Barel Shmoueli est entré dans le cœur du peuple juif

Le décès de Barel et les leçons que nous devons en tirer. Par la journaliste Sivan Rahav Meir.

Il n’est pas « l’enfant de nous tous » comme je l’ai lu dans certains articles. C’est l’enfant de Yossi et de Nitsa, qui l’ont élevé et qui sont maintenant pour lui dans la semaine de deuil. Cependant, il est entré totalement dans le cœur de nous tous. Barel Shmoueli a été enterré lundi soir, après avoir été blessé grièvement et il nous a laissé de très nombreux enseignements durant une semaine et demi.
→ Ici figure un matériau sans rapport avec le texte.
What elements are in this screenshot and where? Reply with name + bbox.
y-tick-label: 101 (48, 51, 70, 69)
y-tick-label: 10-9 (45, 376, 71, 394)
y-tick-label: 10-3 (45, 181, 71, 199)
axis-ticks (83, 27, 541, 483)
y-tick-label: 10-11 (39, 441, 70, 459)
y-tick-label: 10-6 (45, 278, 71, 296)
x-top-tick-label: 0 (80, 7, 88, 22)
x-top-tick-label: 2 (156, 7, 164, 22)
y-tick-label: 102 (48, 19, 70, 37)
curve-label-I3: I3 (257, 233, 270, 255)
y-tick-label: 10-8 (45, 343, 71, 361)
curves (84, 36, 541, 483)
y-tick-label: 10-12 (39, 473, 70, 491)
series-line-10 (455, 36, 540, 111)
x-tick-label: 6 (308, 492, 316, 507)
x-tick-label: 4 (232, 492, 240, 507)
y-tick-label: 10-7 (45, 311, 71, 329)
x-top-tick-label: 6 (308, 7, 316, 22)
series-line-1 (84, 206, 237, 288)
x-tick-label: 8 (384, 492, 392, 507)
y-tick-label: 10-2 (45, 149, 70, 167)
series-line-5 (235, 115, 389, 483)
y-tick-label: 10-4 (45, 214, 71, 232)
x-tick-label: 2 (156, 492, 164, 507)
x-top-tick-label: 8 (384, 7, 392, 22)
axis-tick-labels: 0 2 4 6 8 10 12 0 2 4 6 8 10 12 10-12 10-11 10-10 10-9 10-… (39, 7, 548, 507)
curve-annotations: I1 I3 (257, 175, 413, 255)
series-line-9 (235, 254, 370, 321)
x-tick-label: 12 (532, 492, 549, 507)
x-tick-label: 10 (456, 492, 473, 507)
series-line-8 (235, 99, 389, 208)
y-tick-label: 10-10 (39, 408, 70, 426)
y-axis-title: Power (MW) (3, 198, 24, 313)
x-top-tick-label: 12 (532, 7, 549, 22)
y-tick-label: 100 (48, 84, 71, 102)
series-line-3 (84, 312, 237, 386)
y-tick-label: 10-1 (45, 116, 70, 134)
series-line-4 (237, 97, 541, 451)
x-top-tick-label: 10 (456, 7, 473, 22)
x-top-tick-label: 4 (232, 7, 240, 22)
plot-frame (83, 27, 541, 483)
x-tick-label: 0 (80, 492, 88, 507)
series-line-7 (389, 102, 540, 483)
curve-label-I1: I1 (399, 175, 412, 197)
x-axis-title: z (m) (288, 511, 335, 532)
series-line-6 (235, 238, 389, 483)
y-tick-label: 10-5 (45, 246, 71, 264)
D’abord, de la manière dont il a été blessé. Une foule d’habitants de Gaza est parvenue jusqu’à la barrière, ce qui a permis à un terroriste de tirer à bout portant sur Barel. Si seulement les critiques du grand public pouvaient être utiles. Encore faut-il que l’enquête sur cet événement puisse modifier les directives. Si seulement cela pouvait constituer le dernier événement tragique!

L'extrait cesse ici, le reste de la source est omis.